Last week, billionaire entrepreneur and White House insider Elon Musk proposed an enormous $97.4 billion offer to acquire the nonprofit organization overseeing OpenAI.
Musk was one of the cofounders of the company behind ChatGPT, alongside current CEO Sam Altman, in 2015. However, he exited the organization four years later due to frustration regarding its trajectory.
Since his departure, Musk has argued that OpenAI must “revert to being the open-source, safety-oriented entity it initially aimed to be,” as he stated to the Wall Street Journal earlier this month.
Though OpenAI’s board has subsequently turned down his offer, Musk’s rival venture, xAI, raises questions about a notable inconsistency in his stance.
In particular, while Musk has critically challenged OpenAI’s leadership for not making its AI models open source, xAI has yet to adopt similar transparency. As ZDNet has pointed out, the startup has only released its first open-source AI model, known as Grok 1, in March, approximately four months after its premiere.
All following models, such as Grok 3, which was debuted earlier this week, continue to be closed source, showcasing Musk’s contradictory position on the issue.
In 2024 alone, Musk initiated four distinct legal actions against OpenAI, claiming that it strayed from its open-source heritage and had essentially become a “closed-source de facto subsidiary” of investor Microsoft, abandoning its pledge to develop an AI that is “safe” and “benefits all of humanity.”
The interpretation of “open source” has evolved significantly over recent years. Initially, it referred to a program’s source code being publicly accessible.
In today’s AI landscape, however, companies have started to share the “weights” of their models—parameters that influence the strength of neuron connections within a neural network.

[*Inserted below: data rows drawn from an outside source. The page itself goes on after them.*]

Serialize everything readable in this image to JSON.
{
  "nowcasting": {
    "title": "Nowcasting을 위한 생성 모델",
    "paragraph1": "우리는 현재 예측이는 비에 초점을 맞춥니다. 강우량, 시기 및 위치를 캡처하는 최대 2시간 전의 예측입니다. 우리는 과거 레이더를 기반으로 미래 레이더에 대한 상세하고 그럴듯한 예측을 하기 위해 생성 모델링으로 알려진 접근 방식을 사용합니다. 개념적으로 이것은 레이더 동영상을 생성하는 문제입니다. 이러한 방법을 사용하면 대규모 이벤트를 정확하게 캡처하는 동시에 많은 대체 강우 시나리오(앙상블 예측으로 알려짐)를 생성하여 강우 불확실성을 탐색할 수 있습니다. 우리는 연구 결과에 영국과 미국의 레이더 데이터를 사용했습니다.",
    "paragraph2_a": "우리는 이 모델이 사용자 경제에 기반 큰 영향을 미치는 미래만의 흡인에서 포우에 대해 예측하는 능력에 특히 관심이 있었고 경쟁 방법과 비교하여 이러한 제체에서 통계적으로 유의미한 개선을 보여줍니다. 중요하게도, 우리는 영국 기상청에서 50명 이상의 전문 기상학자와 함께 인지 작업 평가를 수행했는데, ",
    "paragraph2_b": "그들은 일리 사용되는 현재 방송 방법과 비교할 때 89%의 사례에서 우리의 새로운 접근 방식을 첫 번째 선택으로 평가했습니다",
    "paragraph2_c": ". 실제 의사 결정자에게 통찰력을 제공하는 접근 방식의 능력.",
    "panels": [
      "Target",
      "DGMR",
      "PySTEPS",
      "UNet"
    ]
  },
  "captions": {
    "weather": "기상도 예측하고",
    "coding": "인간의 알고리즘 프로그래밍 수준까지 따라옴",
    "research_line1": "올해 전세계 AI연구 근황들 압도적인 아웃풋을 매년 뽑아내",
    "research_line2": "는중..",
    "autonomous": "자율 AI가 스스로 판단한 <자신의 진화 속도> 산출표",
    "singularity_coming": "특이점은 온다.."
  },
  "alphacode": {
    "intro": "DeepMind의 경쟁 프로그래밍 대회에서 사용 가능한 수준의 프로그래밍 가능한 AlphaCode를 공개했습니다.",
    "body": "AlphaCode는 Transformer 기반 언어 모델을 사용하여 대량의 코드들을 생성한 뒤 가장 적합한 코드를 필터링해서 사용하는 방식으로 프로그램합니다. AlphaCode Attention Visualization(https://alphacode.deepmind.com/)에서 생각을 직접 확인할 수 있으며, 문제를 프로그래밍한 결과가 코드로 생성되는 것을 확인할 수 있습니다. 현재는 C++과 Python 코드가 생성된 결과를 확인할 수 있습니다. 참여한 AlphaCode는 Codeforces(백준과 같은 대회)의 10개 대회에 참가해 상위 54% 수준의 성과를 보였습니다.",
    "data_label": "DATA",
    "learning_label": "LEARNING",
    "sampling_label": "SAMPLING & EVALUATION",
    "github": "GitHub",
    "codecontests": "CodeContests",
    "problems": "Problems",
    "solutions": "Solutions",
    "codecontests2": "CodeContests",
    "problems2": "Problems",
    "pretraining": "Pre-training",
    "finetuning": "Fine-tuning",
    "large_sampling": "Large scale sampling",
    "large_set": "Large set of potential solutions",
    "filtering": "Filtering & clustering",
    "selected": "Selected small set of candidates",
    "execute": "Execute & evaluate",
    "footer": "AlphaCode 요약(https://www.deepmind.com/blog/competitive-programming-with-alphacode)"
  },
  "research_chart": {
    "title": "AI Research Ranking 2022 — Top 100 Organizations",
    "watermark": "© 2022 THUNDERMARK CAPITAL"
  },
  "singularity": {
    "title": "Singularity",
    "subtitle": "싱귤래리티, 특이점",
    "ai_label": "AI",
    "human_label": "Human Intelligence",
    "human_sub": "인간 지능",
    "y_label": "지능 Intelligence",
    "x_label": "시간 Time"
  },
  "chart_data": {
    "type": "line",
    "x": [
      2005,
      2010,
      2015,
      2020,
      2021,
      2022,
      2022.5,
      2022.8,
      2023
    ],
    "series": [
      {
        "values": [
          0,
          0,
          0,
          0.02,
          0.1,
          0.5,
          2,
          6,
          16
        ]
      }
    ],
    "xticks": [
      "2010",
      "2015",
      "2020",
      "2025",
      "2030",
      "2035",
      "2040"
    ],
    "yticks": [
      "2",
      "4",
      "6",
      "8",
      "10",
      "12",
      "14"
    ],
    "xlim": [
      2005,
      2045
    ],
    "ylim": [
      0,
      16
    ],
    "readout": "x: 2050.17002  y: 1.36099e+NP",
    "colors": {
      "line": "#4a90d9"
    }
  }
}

This transformation in the meaning of open source has sparked considerable debate, particularly following the introduction of the reasoning model R1 from Chinese AI startup DeepSeek, which challenged the Western tech industry by demonstrating that effective models can be operated at a fraction of the cost compared to giants like OpenAI.
Despite the increasing acceptance of open-source AI, most of xAI’s models remain a “black box,” similar to those produced by OpenAI.
In essence, Musk’s xAI embodies the very type of organization he has accused OpenAI of becoming through his legal complaints.
Whether the traditional, closed-source methodology signifies that his AI venture lags behind the times is yet to be determined. Nevertheless, it presents a striking example of Musk’s reluctance to hold himself to the same standards he expects from others.